# Cupped board on a planer



## GISer3546 (Jan 30, 2013)

I'm trying to fix some old cupped fence boards on my planer. I ran it through a few times and managed to plane the full width of the board but when I checked with a straight edge the planed surface was still slightly convex. I'm not sure if this means I'm trying to take off more than I should or if the spring tension on my rollers is too high. Anyone have experience fixing this?


----------



## 27207 (Jan 25, 2012)

You'll need to take very light passes so the rollers don't compress the board flat. It's difficult to completely get rid of a cup this way, but the lighter of a pass you can take, the better it will turn out.


----------



## Steve Neul (Sep 2, 2011)

Yea I'm assuming the wood is cedar and easily flattened with the feed rollers. You would have better luck flattening them with a jointer first. I think I would try Dwillems26 method first and try very light cuts in the planer. It's a lot safer.


----------



## GISer3546 (Jan 30, 2013)

Yea I don't have a jointer at the moment. I will have to try the light passes. I was hesitant to lower the tension on my feet rollers since they say high tension is best for less than straight wood... and this is definitely not straight.


----------



## walnutavenue (Nov 9, 2011)

What you need is to prevent the pressure from the rollers flattening the board. The rollers flatten the board, the cutter head cuts a flat surface on the artificially flattened board, then when the rollers aren't applying pressure the board goes back to being cupped... But thinner than last time. 

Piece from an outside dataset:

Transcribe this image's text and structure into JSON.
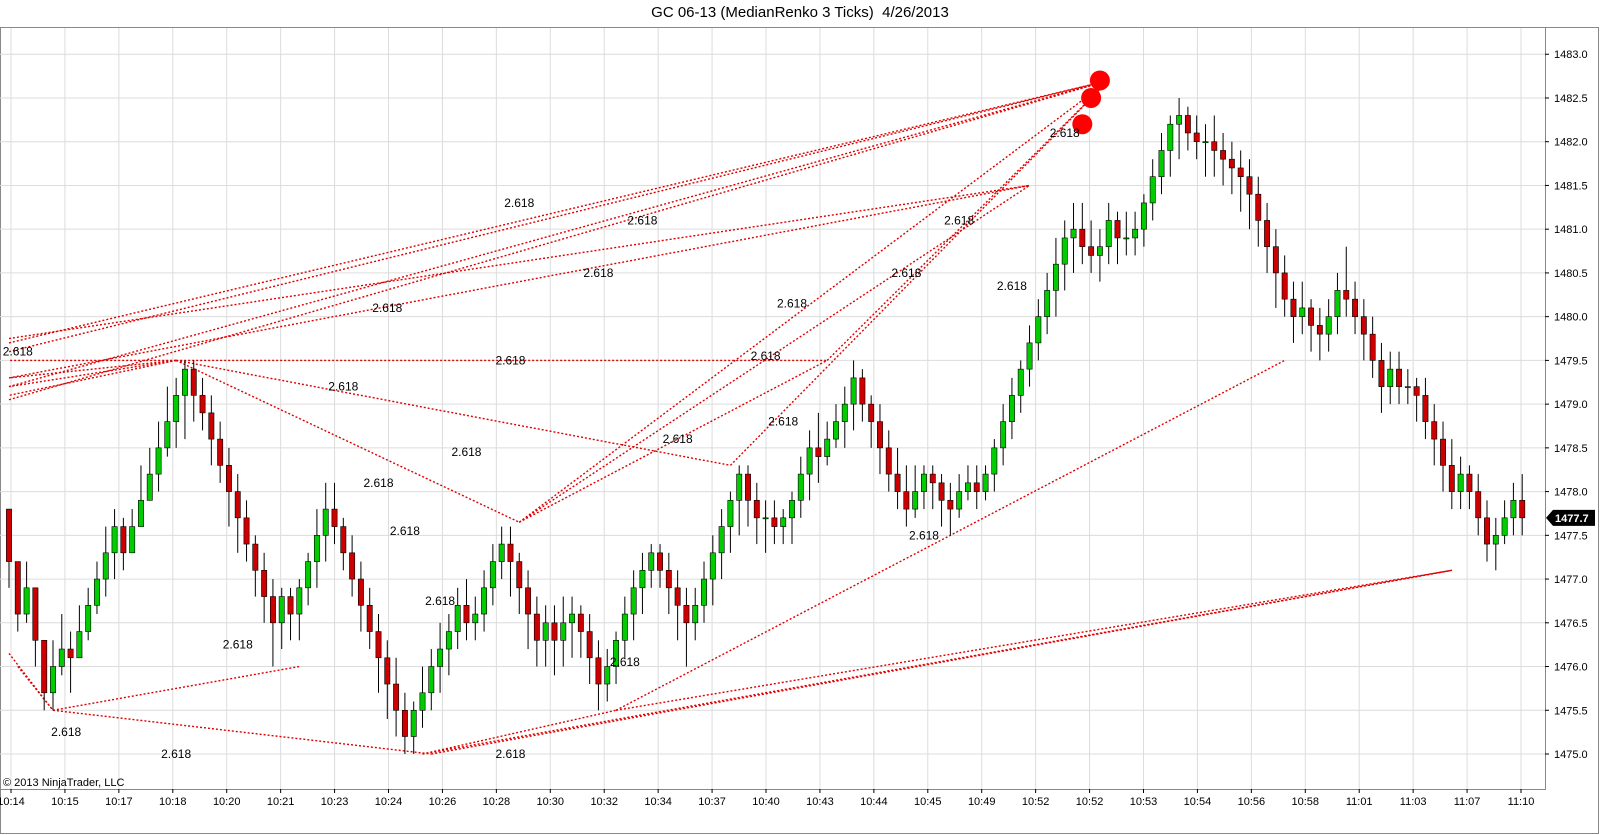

Lay a straightedge across the cupped side of the board to measure the depth of the cupping. Then attach a strip of scrap of that thickness along the length of the board, in the bottom of the cup. Use double sided tape, or glue if the surface is too rough for tape. This piece will serve as a shim so that the feed rollers cannot flatten the board. Flip the board shim side down and plane the top flat. Flip it again, remove the shim, and plane the other side flat. If you glued the shim on you can run it through the planer to remove it with the rest of the cupped material. 

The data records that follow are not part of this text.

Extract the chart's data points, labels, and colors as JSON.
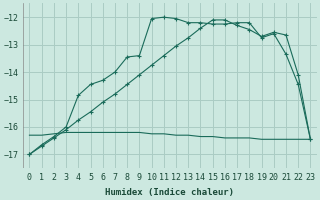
{
  "xlabel": "Humidex (Indice chaleur)",
  "background_color": "#cce8e0",
  "grid_color": "#aaccC4",
  "line_color": "#1a6b5a",
  "xlim": [
    -0.5,
    23.5
  ],
  "ylim": [
    -17.5,
    -11.5
  ],
  "yticks": [
    -17,
    -16,
    -15,
    -14,
    -13,
    -12
  ],
  "xticks": [
    0,
    1,
    2,
    3,
    4,
    5,
    6,
    7,
    8,
    9,
    10,
    11,
    12,
    13,
    14,
    15,
    16,
    17,
    18,
    19,
    20,
    21,
    22,
    23
  ],
  "line1_x": [
    0,
    1,
    2,
    3,
    4,
    5,
    6,
    7,
    8,
    9,
    10,
    11,
    12,
    13,
    14,
    15,
    16,
    17,
    18,
    19,
    20,
    21,
    22,
    23
  ],
  "line1_y": [
    -17.0,
    -16.65,
    -16.35,
    -16.0,
    -14.85,
    -14.45,
    -14.3,
    -14.0,
    -13.45,
    -13.4,
    -12.05,
    -12.0,
    -12.05,
    -12.2,
    -12.2,
    -12.25,
    -12.25,
    -12.2,
    -12.2,
    -12.75,
    -12.6,
    -13.35,
    -14.45,
    -16.45
  ],
  "line2_x": [
    0,
    1,
    2,
    3,
    4,
    5,
    6,
    7,
    8,
    9,
    10,
    11,
    12,
    13,
    14,
    15,
    16,
    17,
    18,
    19,
    20,
    21,
    22,
    23
  ],
  "line2_y": [
    -17.0,
    -16.7,
    -16.4,
    -16.1,
    -15.75,
    -15.45,
    -15.1,
    -14.8,
    -14.45,
    -14.1,
    -13.75,
    -13.4,
    -13.05,
    -12.75,
    -12.4,
    -12.1,
    -12.1,
    -12.3,
    -12.45,
    -12.7,
    -12.55,
    -12.65,
    -14.1,
    -16.45
  ],
  "line3_x": [
    0,
    1,
    2,
    3,
    4,
    5,
    6,
    7,
    8,
    9,
    10,
    11,
    12,
    13,
    14,
    15,
    16,
    17,
    18,
    19,
    20,
    21,
    22,
    23
  ],
  "line3_y": [
    -16.3,
    -16.3,
    -16.25,
    -16.2,
    -16.2,
    -16.2,
    -16.2,
    -16.2,
    -16.2,
    -16.2,
    -16.25,
    -16.25,
    -16.3,
    -16.3,
    -16.35,
    -16.35,
    -16.4,
    -16.4,
    -16.4,
    -16.45,
    -16.45,
    -16.45,
    -16.45,
    -16.45
  ]
}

A jointer would be easier, but the planer and a shim can get the job done.


----------



## GISer3546 (Jan 30, 2013)

Sounds like a good solution walnutavenue, much appreciated.


----------



## MT Stringer (Jul 21, 2009)

Search You tube. I have seen videos...using a sled, and some shims. Might take a while but if the board is important to your project, give it a shot.
Good luck.


----------



## Maylar (Sep 3, 2013)

Honestly, this is the perfect example of where hand tools are the ideal solution to a problem. I would take a #5 or #6 hand plane to the cupped edges and bring the board close enough to flat so that the planer could take a final skim cut. You have much more control this way and lose the minimum of wood.


----------



## Pirate (Jul 23, 2009)

Maylar said:


> Honestly, this is the perfect example of where hand tools are the ideal solution to a problem. I would take a #5 or #6 hand plane to the cupped edges and bring the board close enough to flat so that the planer could take a final skim cut. You have much more control this way and lose the minimum of wood.

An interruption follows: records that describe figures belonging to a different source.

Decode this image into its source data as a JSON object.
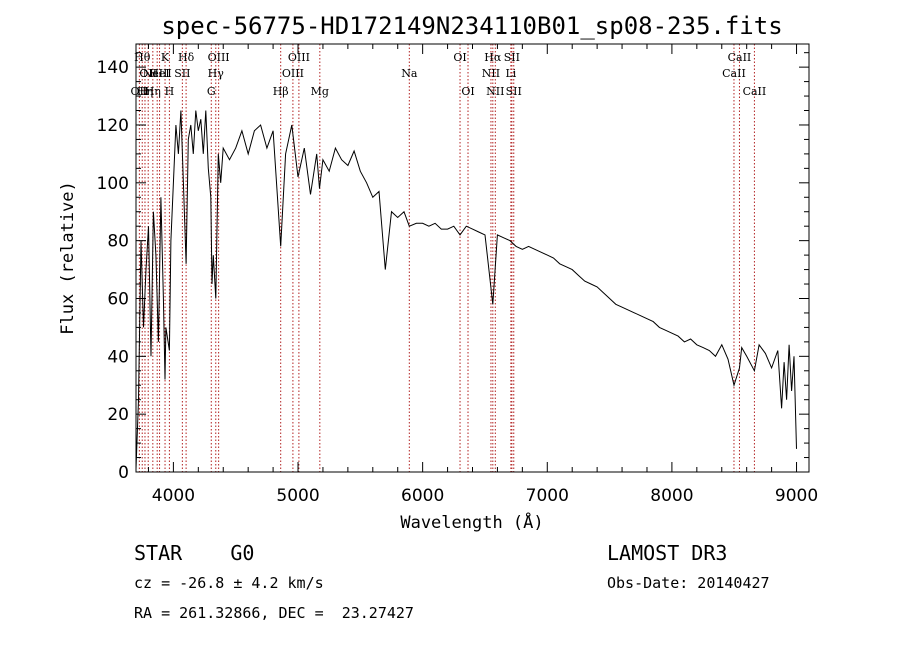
{
  "chart_data": {
    "type": "line",
    "title": "spec-56775-HD172149N234110B01_sp08-235.fits",
    "xlabel": "Wavelength (Å)",
    "ylabel": "Flux (relative)",
    "xlim": [
      3700,
      9100
    ],
    "ylim": [
      0,
      148
    ],
    "x_ticks": [
      4000,
      5000,
      6000,
      7000,
      8000,
      9000
    ],
    "y_ticks": [
      0,
      20,
      40,
      60,
      80,
      100,
      120,
      140
    ],
    "series": [
      {
        "name": "flux",
        "x": [
          3700,
          3720,
          3740,
          3760,
          3780,
          3800,
          3820,
          3840,
          3860,
          3880,
          3900,
          3920,
          3933,
          3940,
          3968,
          3980,
          4000,
          4020,
          4040,
          4060,
          4080,
          4102,
          4120,
          4140,
          4160,
          4180,
          4200,
          4220,
          4240,
          4260,
          4280,
          4300,
          4310,
          4320,
          4340,
          4360,
          4380,
          4400,
          4450,
          4500,
          4550,
          4600,
          4650,
          4700,
          4750,
          4800,
          4861,
          4900,
          4950,
          5000,
          5050,
          5100,
          5150,
          5172,
          5200,
          5250,
          5300,
          5350,
          5400,
          5450,
          5500,
          5550,
          5600,
          5650,
          5700,
          5750,
          5800,
          5850,
          5893,
          5950,
          6000,
          6050,
          6100,
          6150,
          6200,
          6250,
          6300,
          6350,
          6400,
          6450,
          6500,
          6563,
          6600,
          6650,
          6700,
          6750,
          6800,
          6850,
          6900,
          6950,
          7000,
          7050,
          7100,
          7150,
          7200,
          7250,
          7300,
          7350,
          7400,
          7450,
          7500,
          7550,
          7600,
          7650,
          7700,
          7750,
          7800,
          7850,
          7900,
          7950,
          8000,
          8050,
          8100,
          8150,
          8200,
          8250,
          8300,
          8350,
          8400,
          8450,
          8498,
          8542,
          8560,
          8600,
          8662,
          8700,
          8750,
          8800,
          8850,
          8880,
          8900,
          8920,
          8940,
          8960,
          8980,
          9000
        ],
        "y": [
          1,
          25,
          80,
          50,
          70,
          85,
          40,
          90,
          75,
          45,
          95,
          60,
          32,
          50,
          42,
          80,
          100,
          120,
          110,
          125,
          100,
          72,
          115,
          120,
          110,
          125,
          118,
          122,
          110,
          125,
          105,
          95,
          65,
          75,
          60,
          110,
          100,
          112,
          108,
          112,
          118,
          110,
          118,
          120,
          112,
          118,
          78,
          110,
          120,
          102,
          112,
          96,
          110,
          98,
          108,
          104,
          112,
          108,
          106,
          111,
          104,
          100,
          95,
          97,
          70,
          90,
          88,
          90,
          85,
          86,
          86,
          85,
          86,
          84,
          84,
          85,
          82,
          85,
          84,
          83,
          82,
          58,
          82,
          81,
          80,
          78,
          77,
          78,
          77,
          76,
          75,
          74,
          72,
          71,
          70,
          68,
          66,
          65,
          64,
          62,
          60,
          58,
          57,
          56,
          55,
          54,
          53,
          52,
          50,
          49,
          48,
          47,
          45,
          46,
          44,
          43,
          42,
          40,
          44,
          39,
          30,
          36,
          43,
          40,
          35,
          44,
          41,
          36,
          42,
          22,
          38,
          25,
          44,
          28,
          40,
          8
        ]
      }
    ],
    "lines": [
      {
        "wave": 3727,
        "label": "OII",
        "row": 3
      },
      {
        "wave": 3750,
        "label": "Hθ",
        "row": 1
      },
      {
        "wave": 3772,
        "label": "Hη",
        "row": 3
      },
      {
        "wave": 3798,
        "label": "OII",
        "row": 2
      },
      {
        "wave": 3835,
        "label": "Hη",
        "row": 3
      },
      {
        "wave": 3870,
        "label": "NeIII",
        "row": 2
      },
      {
        "wave": 3889,
        "label": "HeI",
        "row": 2
      },
      {
        "wave": 3933,
        "label": "K",
        "row": 1
      },
      {
        "wave": 3968,
        "label": "H",
        "row": 3
      },
      {
        "wave": 4072,
        "label": "SII",
        "row": 2
      },
      {
        "wave": 4102,
        "label": "Hδ",
        "row": 1
      },
      {
        "wave": 4304,
        "label": "G",
        "row": 3
      },
      {
        "wave": 4340,
        "label": "Hγ",
        "row": 2
      },
      {
        "wave": 4363,
        "label": "OIII",
        "row": 1
      },
      {
        "wave": 4861,
        "label": "Hβ",
        "row": 3
      },
      {
        "wave": 4959,
        "label": "OIII",
        "row": 2
      },
      {
        "wave": 5007,
        "label": "OIII",
        "row": 1
      },
      {
        "wave": 5175,
        "label": "Mg",
        "row": 3
      },
      {
        "wave": 5893,
        "label": "Na",
        "row": 2
      },
      {
        "wave": 6300,
        "label": "OI",
        "row": 1
      },
      {
        "wave": 6364,
        "label": "OI",
        "row": 3
      },
      {
        "wave": 6548,
        "label": "NII",
        "row": 2
      },
      {
        "wave": 6563,
        "label": "Hα",
        "row": 1
      },
      {
        "wave": 6583,
        "label": "NII",
        "row": 3
      },
      {
        "wave": 6708,
        "label": "Li",
        "row": 2
      },
      {
        "wave": 6716,
        "label": "SII",
        "row": 1
      },
      {
        "wave": 6731,
        "label": "SII",
        "row": 3
      },
      {
        "wave": 8498,
        "label": "CaII",
        "row": 2
      },
      {
        "wave": 8542,
        "label": "CaII",
        "row": 1
      },
      {
        "wave": 8662,
        "label": "CaII",
        "row": 3
      }
    ]
  },
  "info": {
    "class_line": "STAR    G0",
    "cz_line": "cz = -26.8 ± 4.2 km/s",
    "coord_line": "RA = 261.32866, DEC =  23.27427",
    "survey": "LAMOST DR3",
    "obs_date": "Obs-Date: 20140427"
  },
  "colors": {
    "spectrum": "#000000",
    "line_marker": "#b22222",
    "axis": "#000000"
  }
}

I've done this with good luck.
Also have put the board on a sled, with the cup up, and put wedges under the raised edges, hot glued in place.


----------



## Larry42 (Jan 10, 2014)

Use a carrier board, trap the cupped board on it and put shims under it to support it so it doesn't compress or twist. The carrier has to have a sturdy back stop glued on.


----------



## TimPa (Jan 27, 2010)

realize that after you make a board perfectly flat, by whatever method, that you have exposed a new surface to the air. depending on how stable that board is, it may or may not stay flat immediately after the process. just don't lay them on a floor/bench/flat surface where the air can only get to one face, is likely to warp again.

a jointer (machine or hand) is much better at flattening boards than a planer


----------



## Larry42 (Jan 10, 2014)

If you want to flatten a board use a scrub plane, much faster than a #5 or 6.


----------



## wericha (Apr 29, 2012)

Simply put, a planer is NOT the tool to use to flatten boards. Its intended purpose is to thickness a board. Trying to do so will only make the situation worse. If you don't have a jointer, a hand plane should be used to flatten one side as best as possible before running through the planer.


----------



## Pirate (Jul 23, 2009)

Try to plane the same amount off each side to minimize warping.


----------